Figalli obteve resultados refinados sobre a regularidade de soluções de tais equações de Monge-Ampère (que surgem em muitos outros contextos). Ele e seus coautores também usaram o transporte ótimo para obter resultados geométricos sobre conjuntos em Rn, tais como as desigualdades isoperimétricas generalizadas. Figalli fez importantes contribuições para outras equações diferenciais parciais, incluindo a estrutura de singularidades em problemas de fronteira livre.  

Peter Scholze é um matemático alemão que trabalha em Bonn. Seu trabalho é na área de geometria algébrica aritmética, que estuda as conexões com a teoria dos números. Uma de suas principais realizações é o desenvolvimento de uma teoria abrangente dos espaços p-ádicos. Lembre que os números reais podem ser obtidos “completando” os racionais.  Se p é um número primo fixo, os números p-ádicos Qp são outro completamento, baseado na ideia de que um número racional é considerado pequeno se o numerador é divisível por uma potência grande de p.  

Scholze definiu “espaços perfectóides”, baseados em adicionar infinitas raízes de p aos números p-ádicos, para os quais ele conseguiu definir uma “inclinação” que permite passar da característica p para a característica 0. Entre muitos outros resultados em sua teoria, ele estabeleceu análogos p-ádicos da teoria clássica de Hodge, relacionando diferentes grupos de cohomologia. Todos esses resultados têm consequências importantes para sofisticadas “leis de reciprocidade” na teoria dos números e em conexão com o programa de Langlands.

Ashkay Venkatesh é um matemático australiano, nascido na Índia e pesquisador na Universidade Stanford, nos Estados Unidos. O trabalho dele é multifacetado, mas também envolve a interação entre a geometria, a topologia, a análise e a teoria dos números. Muitos de seus resultados envolvem um grupo aritmético Γ atuando em um espaço simétrico. Por exemplo, Γ  poderia ser SL(2,Z) atuando por transformações de Möbius na semiplano superior X. Nesse caso, X/Γ é o espaço de módulos de toros complexos (curvas elípticas). 

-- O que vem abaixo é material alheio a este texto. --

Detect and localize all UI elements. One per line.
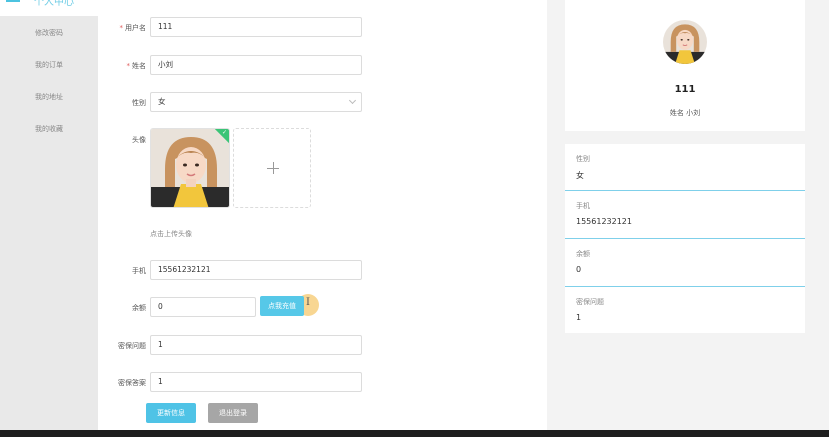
avatar-photo: [663, 20, 707, 64]
text-cursor-icon: I: [306, 297, 310, 308]
sidebar-item-my-favorites[interactable]: 我的收藏: [0, 124, 98, 134]
security-answer-field[interactable]: 1: [150, 372, 362, 392]
sidebar-item-profile[interactable]: 个人中心: [0, 0, 98, 16]
gender-select[interactable]: 女: [150, 92, 362, 112]
info-item-phone: 手机 15561232121: [565, 191, 805, 238]
info-item-gender: 性别 女: [565, 144, 805, 191]
active-indicator: [6, 0, 20, 2]
info-value: 0: [576, 265, 582, 274]
security-answer-label: 密保答案: [118, 379, 146, 387]
recharge-button[interactable]: 点我充值: [260, 296, 304, 316]
sidebar-item-label: 个人中心: [34, 0, 74, 8]
username-label: * 用户名: [119, 24, 147, 32]
balance-label: 余额: [132, 304, 146, 312]
info-label: 余额: [576, 250, 590, 258]
info-label: 性别: [576, 155, 590, 163]
profile-card: 111 姓名 小刘: [565, 0, 805, 131]
info-value: 女: [576, 171, 584, 180]
info-value: 1: [576, 313, 582, 322]
gender-selected-value: 女: [158, 97, 166, 106]
name-field[interactable]: 小刘: [150, 55, 362, 75]
avatar-label: 头像: [132, 136, 146, 144]
sidebar-item-my-orders[interactable]: 我的订单: [0, 60, 98, 70]
update-info-button[interactable]: 更新信息: [146, 403, 196, 423]
avatar: [663, 20, 707, 64]
chevron-down-icon: [348, 96, 357, 105]
info-item-security-question: 密保问题 1: [565, 287, 805, 334]
bottom-edge: [0, 430, 829, 437]
info-item-balance: 余额 0: [565, 239, 805, 286]
profile-info-list: 性别 女 手机 15561232121 余额 0 密保问题 1: [565, 144, 805, 333]
phone-field[interactable]: 15561232121: [150, 260, 362, 280]
balance-field[interactable]: 0: [150, 297, 256, 317]
info-label: 密保问题: [576, 298, 604, 306]
security-question-field[interactable]: 1: [150, 335, 362, 355]
avatar-upload-hint: 点击上传头像: [150, 230, 192, 238]
sidebar-item-my-address[interactable]: 我的地址: [0, 92, 98, 102]
info-label: 手机: [576, 202, 590, 210]
logout-button[interactable]: 退出登录: [208, 403, 258, 423]
profile-form: * 用户名 111 * 姓名 小刘 性别 女 头像 ✓ 点击上传头像 手机 1556…: [98, 0, 547, 430]
avatar-upload-button[interactable]: [233, 128, 311, 208]
name-label: * 姓名: [126, 62, 147, 70]
sidebar-item-change-password[interactable]: 修改密码: [0, 28, 98, 38]
avatar-photo: [151, 129, 229, 207]
check-icon: ✓: [221, 129, 227, 136]
security-question-label: 密保问题: [118, 342, 146, 350]
info-value: 15561232121: [576, 217, 632, 226]
profile-username: 111: [674, 84, 696, 95]
phone-label: 手机: [132, 267, 146, 275]
sidebar: 个人中心 修改密码 我的订单 我的地址 我的收藏: [0, 0, 98, 430]
profile-fullname: 姓名 小刘: [669, 109, 701, 117]
username-field[interactable]: 111: [150, 17, 362, 37]
plus-icon-vertical: [273, 162, 274, 174]
avatar-preview[interactable]: ✓: [150, 128, 230, 208]
gender-label: 性别: [132, 99, 146, 107]
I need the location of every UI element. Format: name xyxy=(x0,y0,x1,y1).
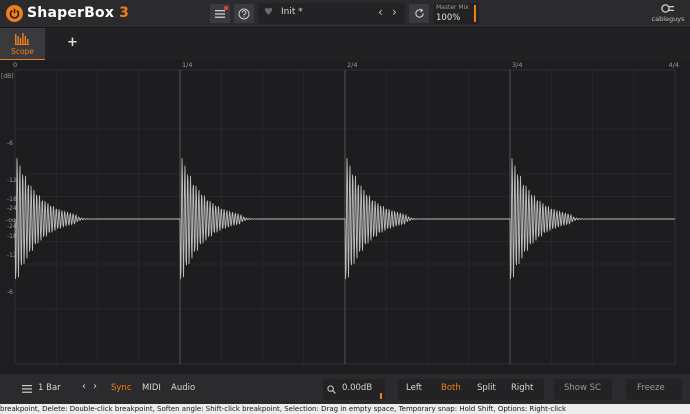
midi-mode-button[interactable]: MIDI xyxy=(142,383,161,393)
show-sc-label: Show SC xyxy=(564,383,601,393)
tab-scope-label: Scope xyxy=(11,47,34,56)
brand-shaper: Shaper xyxy=(27,5,85,21)
add-tab-plus-icon[interactable]: + xyxy=(67,35,78,50)
x-tick-label: 3/4 xyxy=(512,61,522,69)
next-preset-chevron-right-icon[interactable]: › xyxy=(392,5,397,19)
favorite-heart-icon[interactable]: ♥ xyxy=(264,7,273,18)
audio-mode-button[interactable]: Audio xyxy=(171,383,195,393)
cableguys-logo-icon xyxy=(661,4,674,13)
y-tick-label: -24 xyxy=(7,205,17,212)
brand-version: 3 xyxy=(119,5,130,21)
master-mix-label: Master Mix xyxy=(436,4,469,11)
top-bar: ShaperBox 3 ♥ Init * ‹ › Master Mix 100% xyxy=(0,0,690,27)
refresh-icon xyxy=(414,8,424,18)
scope-grid xyxy=(14,69,676,365)
show-sc-button[interactable]: Show SC xyxy=(554,379,612,400)
channel-both-button[interactable]: Both xyxy=(441,383,461,393)
bottom-bar: 1 Bar ‹ › Sync MIDI Audio 0.00dB Left Bo… xyxy=(0,374,690,404)
help-icon xyxy=(238,8,250,19)
length-prev-chevron-left-icon[interactable]: ‹ xyxy=(82,381,86,392)
power-button[interactable] xyxy=(6,4,23,22)
scope-view[interactable]: 0 1/4 2/4 3/4 4/4 [dB] -6 -12 -18 -24 -oo -24 -18 -12… xyxy=(0,60,690,374)
settings-menu-hamburger-icon[interactable] xyxy=(22,385,32,393)
logo: ShaperBox 3 xyxy=(6,3,129,23)
x-tick-label: 2/4 xyxy=(347,61,357,69)
tab-scope[interactable]: Scope xyxy=(0,28,45,61)
reset-button[interactable] xyxy=(409,4,429,23)
preset-selector[interactable]: ♥ Init * ‹ › xyxy=(258,3,405,24)
menu-button[interactable] xyxy=(210,4,230,23)
power-icon xyxy=(9,8,20,19)
length-selector[interactable]: 1 Bar xyxy=(38,383,61,393)
help-button[interactable] xyxy=(234,4,254,23)
app-title: ShaperBox 3 xyxy=(27,5,129,21)
freeze-button[interactable]: Freeze xyxy=(626,379,682,400)
gain-level-marker xyxy=(380,393,382,399)
freeze-label: Freeze xyxy=(637,383,665,393)
y-unit-label: [dB] xyxy=(1,73,14,80)
hamburger-icon xyxy=(215,9,225,18)
magnifier-icon xyxy=(327,385,336,394)
length-next-chevron-right-icon[interactable]: › xyxy=(93,381,97,392)
master-mix-value: 100% xyxy=(436,13,461,23)
x-tick-label: 1/4 xyxy=(182,61,192,69)
help-text: breakpoint, Delete: Double-click breakpo… xyxy=(0,405,567,413)
channel-split-button[interactable]: Split xyxy=(477,383,496,393)
company-name: cableguys xyxy=(651,15,685,23)
channel-left-button[interactable]: Left xyxy=(406,383,422,393)
prev-preset-chevron-left-icon[interactable]: ‹ xyxy=(378,5,383,19)
x-tick-label: 0 xyxy=(13,61,17,69)
y-tick-label: -12 xyxy=(7,177,17,184)
help-status-bar: breakpoint, Delete: Double-click breakpo… xyxy=(0,404,690,414)
master-mix-control[interactable]: Master Mix 100% xyxy=(433,3,479,24)
tab-bar: Scope + xyxy=(0,27,690,61)
sync-mode-button[interactable]: Sync xyxy=(111,383,132,393)
preset-name: Init * xyxy=(281,7,303,17)
scope-plot: 0 1/4 2/4 3/4 4/4[dB]-6-12-18-24-oo-24-18-12… xyxy=(1,61,679,365)
company-logo: cableguys xyxy=(650,3,686,24)
gain-value: 0.00dB xyxy=(342,383,373,393)
brand-box: Box xyxy=(84,5,115,21)
x-tick-label: 4/4 xyxy=(669,61,679,69)
y-tick-label: -6 xyxy=(7,140,13,147)
y-tick-label: -6 xyxy=(7,289,13,296)
y-tick-label: -18 xyxy=(7,196,17,203)
scope-waveform-icon xyxy=(15,33,29,45)
notification-dot xyxy=(224,6,228,10)
channel-right-button[interactable]: Right xyxy=(511,383,533,393)
master-mix-level-bar xyxy=(474,5,476,22)
gain-control[interactable]: 0.00dB xyxy=(323,379,385,400)
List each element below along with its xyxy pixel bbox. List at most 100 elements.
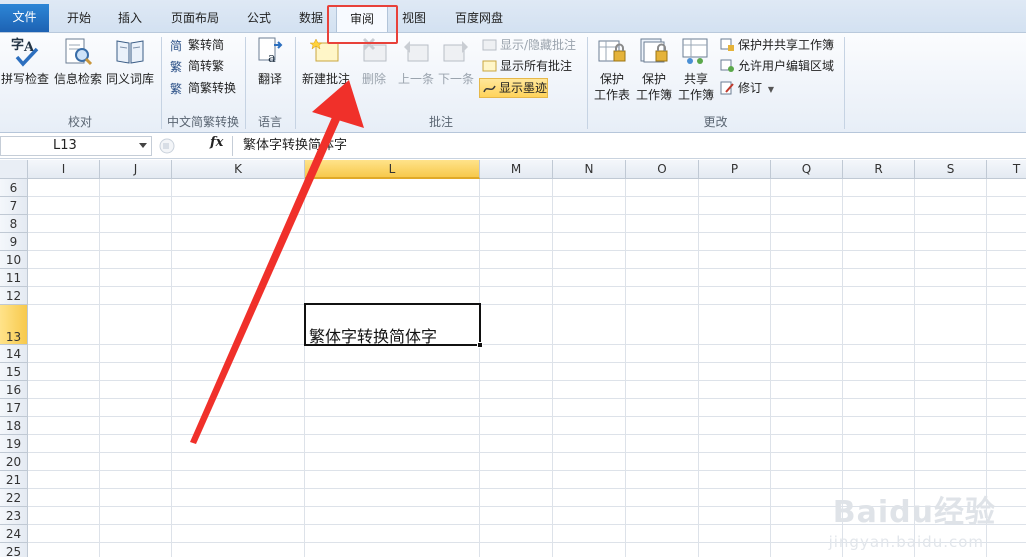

Venkatesh provou equidistribuição e teoremas ergódicos para as imagens de certas órbitas de subgrupos em X/Γ e os usou para estabelecer cotas de “subconvexidade” para o crescimento de funções–L associadas a formas modulares em X. Essas cotas têm consequências importantes para as soluções de sistemas de equações quadráticas nos inteiros (o 11º na famosa lista de problemas formulados por David Hilbert em 1900). Em trabalhos recentes, Venkatesh e colaboradores descobriram nova estrutura na cohomologia topológica dos espaços X/Γ, novamente relacionada com leis de reciprocidade na teoria dos números e com o programa de Langlands. Em uma direção distinta, Venkatesh e colaboradores provaram resultados em topologia (sobre a estabilização da homologia dos espaços de Hurwitz, que classificam as coberturas ramificadas da esfera de Riemann) e os aplicaram à aritmética, na forma de resultados assintóticos sobre campos de funções em característica finita. 

Simon Donaldson em palestra plenária do ICM 2018, em agosto, no Rio. Foto: Pablo Costa/ICM 2018

Ganhador da Medalha Fields em 1986 e do Prêmio Shaw 2009, Simon Donaldson, mais recentemente, foi nomeado “Doutor Honoris Causa” pela Université Joseph Fourier, Grenoble, em 2014. No mesmo ano, recebeu o Prêmio Breakthrough em Matemática pelos revolucionários invariantes de variedades de 4 dimensões e pelo estudo da relação entre estabilidade em geometria algébrica e geometria diferencial. Em 2017, Donaldson foi nomeado “Doutor Honoris Causa” pela Universidad Complutense de Madrid, Espanha.